One of my biggest regrets is that I completely whiffed on the chance to meet James Crumley a couple of years ago when he was at Bouchercon in Vegas, and that bad luck will probably extend to future conventions. But the Tacoma News Tribune’s Ed Marietta makes good on an invite extended by the legendary crime writer almost ten years ago and talks about — well, what it’s like to be James Crumley:

When I finally caught up with James Crumley, we ate medium-rare

rib-eyes at a hotel restaurant on the Clark Fork River just outside of

downtown Missoula, the 66-year-old author nursing vodka tonics against

the mountain-scorching July sun.

Hard living appeared to have caught up with the big man as well. Though

Crumley said he recovered from whatever nearly killed him, arthritis

and gout slowed him. His tumbleweed drawl was low and strained. When

Crumley laughed, which was often and easily, it was soft and hollow.
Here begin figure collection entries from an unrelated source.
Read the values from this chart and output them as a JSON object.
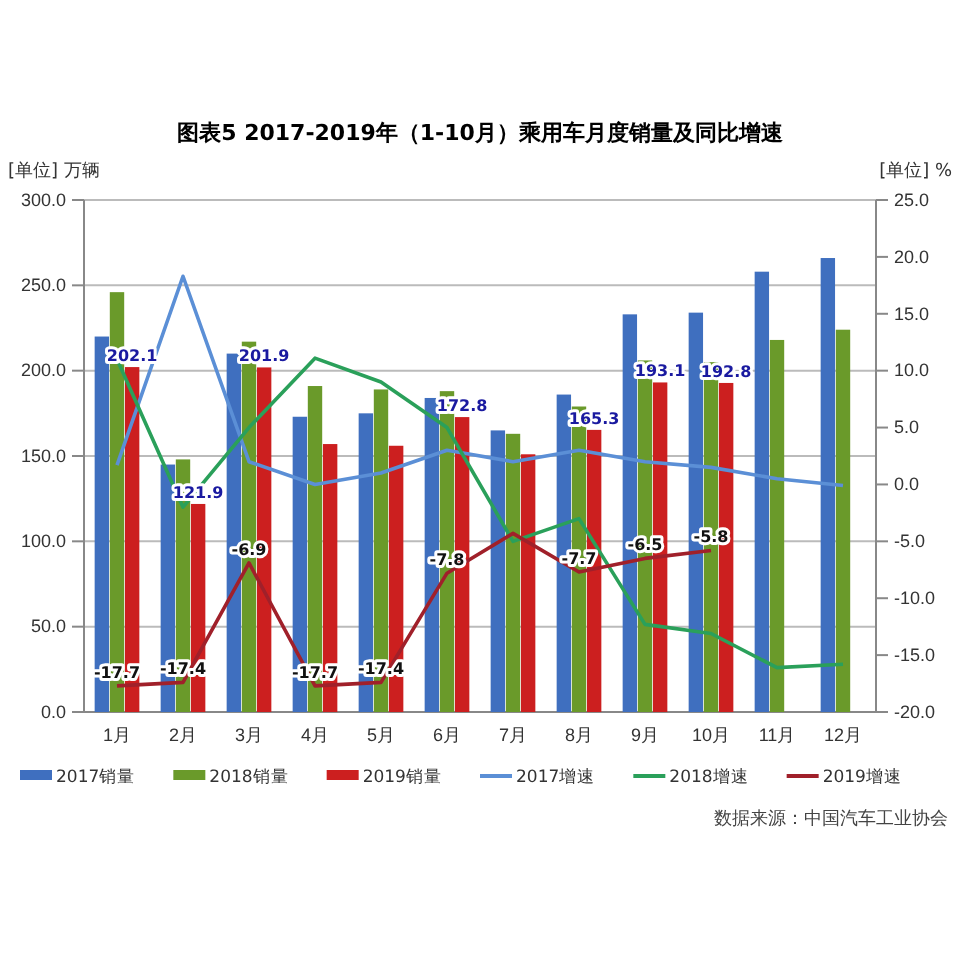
{
  "chart_data": {
    "type": "bar",
    "title": "图表5    2017-2019年（1-10月）乘用车月度销量及同比增速",
    "ylabel": "[单位] 万辆",
    "y2label": "[单位] %",
    "annotations": [
      "数据来源：中国汽车工业协会"
    ],
    "categories": [
      "1月",
      "2月",
      "3月",
      "4月",
      "5月",
      "6月",
      "7月",
      "8月",
      "9月",
      "10月",
      "11月",
      "12月"
    ],
    "series": [
      {
        "name": "2017销量",
        "color": "#3f6fbf",
        "values": [
          220,
          145,
          210,
          173,
          175,
          184,
          165,
          186,
          233,
          234,
          258,
          266
        ]
      },
      {
        "name": "2018销量",
        "color": "#6a9a2a",
        "values": [
          246,
          148,
          217,
          191,
          189,
          188,
          163,
          179,
          206,
          205,
          218,
          224
        ]
      },
      {
        "name": "2019销量",
        "color": "#cc1f1f",
        "values": [
          202.1,
          121.9,
          201.9,
          157,
          156,
          172.8,
          151,
          165.3,
          193.1,
          192.8,
          null,
          null
        ],
        "value_labels": [
          "202.1",
          "121.9",
          "201.9",
          null,
          null,
          "172.8",
          null,
          "165.3",
          "193.1",
          "192.8",
          null,
          null
        ]
      },
      {
        "name": "2017增速",
        "type": "line",
        "axis": "y2",
        "color": "#5b8fd6",
        "values": [
          1.7,
          18.3,
          2,
          0,
          1,
          3,
          2,
          3,
          2,
          1.5,
          0.5,
          -0.1
        ]
      },
      {
        "name": "2018增速",
        "type": "line",
        "axis": "y2",
        "color": "#2aa05a",
        "values": [
          11,
          -2,
          5,
          11.1,
          9,
          5,
          -5,
          -3,
          -12.3,
          -13.1,
          -16.1,
          -15.8
        ]
      },
      {
        "name": "2019增速",
        "type": "line",
        "axis": "y2",
        "color": "#a0202a",
        "values": [
          -17.7,
          -17.4,
          -6.9,
          -17.7,
          -17.4,
          -7.8,
          -4.3,
          -7.7,
          -6.5,
          -5.8,
          null,
          null
        ],
        "value_labels": [
          "-17.7",
          "-17.4",
          "-6.9",
          "-17.7",
          "-17.4",
          "-7.8",
          null,
          "-7.7",
          "-6.5",
          "-5.8",
          null,
          null
        ]
      }
    ],
    "ylim": [
      0,
      300
    ],
    "yticks": [
      {
        "value": 0,
        "label": "0.0"
      },
      {
        "value": 50,
        "label": "50.0"
      },
      {
        "value": 100,
        "label": "100.0"
      },
      {
        "value": 150,
        "label": "150.0"
      },
      {
        "value": 200,
        "label": "200.0"
      },
      {
        "value": 250,
        "label": "250.0"
      },
      {
        "value": 300,
        "label": "300.0"
      }
    ],
    "y2lim": [
      -20,
      25
    ],
    "y2ticks": [
      {
        "value": -20,
        "label": "-20.0"
      },
      {
        "value": -15,
        "label": "-15.0"
      },
      {
        "value": -10,
        "label": "-10.0"
      },
      {
        "value": -5,
        "label": "-5.0"
      },
      {
        "value": 0,
        "label": "0.0"
      },
      {
        "value": 5,
        "label": "5.0"
      },
      {
        "value": 10,
        "label": "10.0"
      },
      {
        "value": 15,
        "label": "15.0"
      },
      {
        "value": 20,
        "label": "20.0"
      },
      {
        "value": 25,
        "label": "25.0"
      }
    ],
    "grid": "y",
    "legend": "bottom",
    "marker": "none",
    "line_style": "solid"
  }
}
The craggily handsome roughneck of earlier years now resembled walrusy

actor Wilford Brimley.

The invitation to this interview was extended in 1996, when I met

Crumley as he promoted “Bordersnakes” in San Francisco. Look me up if

you’re in Missoula, Crumley said. A friend reported the same invitation

as Crumley promoted “The Right Madness.”

“I have a listed phone number,” Crumley said, explaining how visitors find him.

Most of those fans are French.

“They like my politics,” Crumley said. “I’m a Trotskyite.”

Not surprisingly, peers and students are quick to heap praise upon the man:

“Crumley has achieved a level of mastery that’s not just about

whodunit,” said Alicia Gaspar de Alba, author of “Desert Blood,” a

novel for which Crumley, her former professor, wrote a cover blurb.

“His protagonists, if you were to look at them outside of a book

structure, you would say, ‘What a loser. Why doesn’t he get a life?’ It

is through working their problems and using their problems and how

their problems take them places where those of us who don’t have those

problems never go, that’s the reason Crumley achieves that mastery.

It’s not just the detective form. It’s what he does with characters.”

While Crumley’s work is marketed among genre fiction, “When it’s good, it transcends that,” said Dexter.

Dexter, the National Book Award winner who lives on Whidbey Island,

said, “If I see a new Crumley book, I’ll get on a ferry and spend an

afternoon going to get it. He’s just a lot of fun.”

Since THE RIGHT MADNESS was out this year, it’ll probably be a good long while till the next one.